I'm recently working on finite element method with MATLAB
I tried to optimize my code in MATLAB.
While searching, I found that matrix assembling could be accelerated by using mex function.
While porting my "PoissonAssembler.m" to mex function, I stuck into some problems.
PoissonAssembler.m has basically this kind of structure.
for every element{
loc_stiff_assmbl();
loc_rhs_assmbl(); // this one involves with function evaluation @(x,y)
for every edges{
loc_edge_assmbl();
if boundary{
loc_rhs_edge_assmbl(); // this one also have function eval
}
}
}
In matlab, I have
f = @(x,y) some_math_function;
Since this function will be changed for other numerical simulation,
I wanted to use function handle as input for mex file
I found that there is a way to do this by using mexCallMatlab() and feval.

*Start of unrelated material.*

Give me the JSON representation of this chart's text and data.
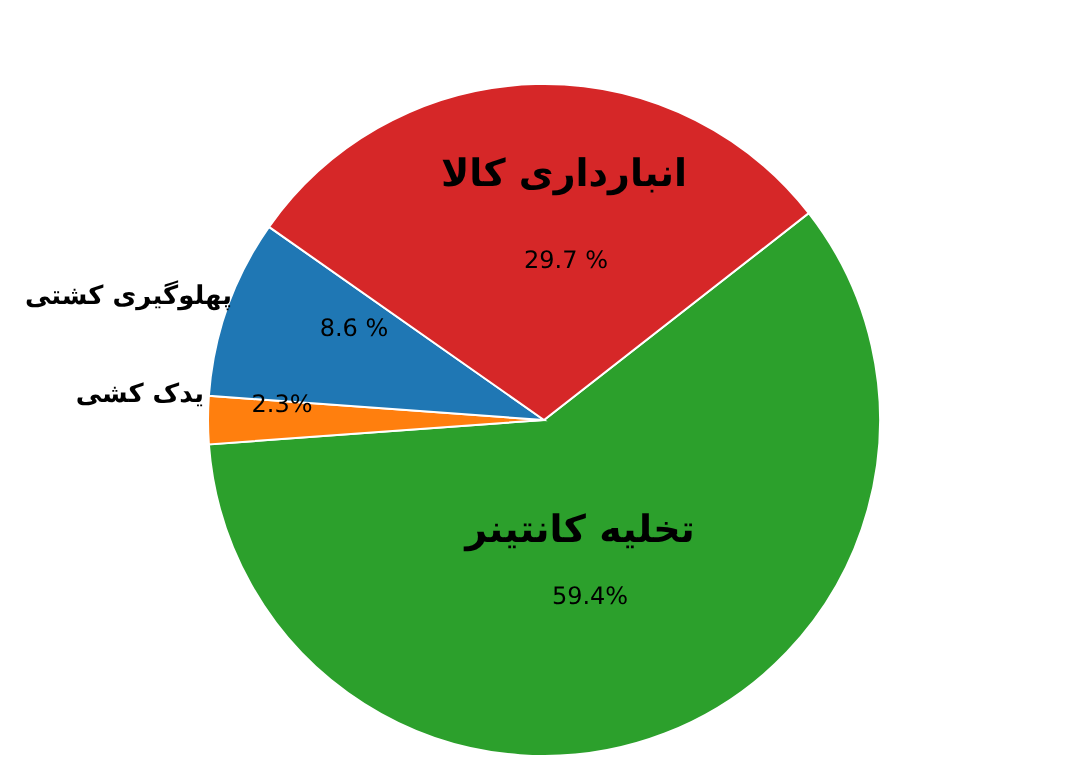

However, I think it will slow down my code because of overhead caused by calling matlab.
Is there any way to avoid it without compiling mex file every time I change the function handle?
More precise code is like this
for (k=0;k<nE;k++){ // nE : number of elements (about 10^5 to 10^6)
// other assembling procedure
blabla
// function evaluation for rhs assemble
for (i=0; i<nP; i++){ // nP : number of points in element
fxy[i] = f(x[i],y[i])};
}
// rhs assemble
for (j=0; j<nP; j++){
for (i=0; i<nP; i++){ // matrix vector multiplication
rhs[k*nE + j] += Mass[ i*nP + j]*fxy[i];
}
}
// face loop
for (f1 = 0; f1 < nF4E; f1++){ // number of face for each elements
switch(BCType[k1*nF4E + f1]){ // if boundary
case 1 : // Dirichlet
// inner product with evaluation of gD = @(x,y) function
CODE OMITTED
case 2 : // Neumann
// inner product with evaluation of gN = @(x,y) function
CODE OMITTED
}
}
}
C (and C++) support the concept of functions as variables and parameters much like MATLAB function handles. If you can limit the functions supported to some reasonable set, you can use extra arguments passed to the MEX function to select the function. Pseudocode follows:
double fn_linear(double x, double y, double *args)
{
return arg[0] + x*arg[1] + y*arg[2];
}
double fn_quadratic(double x, double y, double *args)
{
return arg[0] + x*arg[1] + x*x*arg[2] + /// etc
}
typedef double (*EdgeFunction)(double x, double y, double *args);
void computation_function(other parms, EdgeFunction edge_fcn, double *fcn_parms)
{
for (k=0;k<nE;k++){ // nE : number of elements (about 10^5 to 10^6)
// other assembling procedure
blabla
// function evaluation for rhs assemble
for (i=0; i<nP; i++){ // nP : number of points in element
fxy[i] = (*edge_fcn)(x[i], y[i], fcn_parms);
}
}
void mexFunction()
{
EdgeFunction edge_fcn;
if(strcmp(arg3, "linear")==0) {
edge_fcn = &fn_linear;
extra_parms = arg4;
} else {
...
}
}
This way, you call your function with a string that selects your edge function, plus some parameters that the function need.
If you can use C++ in your situation, and especially C++11, this sort of thing has gotten much easier with std::function and bind and lambdas. It's worth figuring that out if possible. You could also in this case define a std::map of string names to functions for easy lookups.
Finally, I'll point out that either of these implementations would let you define one extra function for the MATLAB callback you've already figured out. Fast for the hand-written choices, slow for the really general case. Best of both worlds.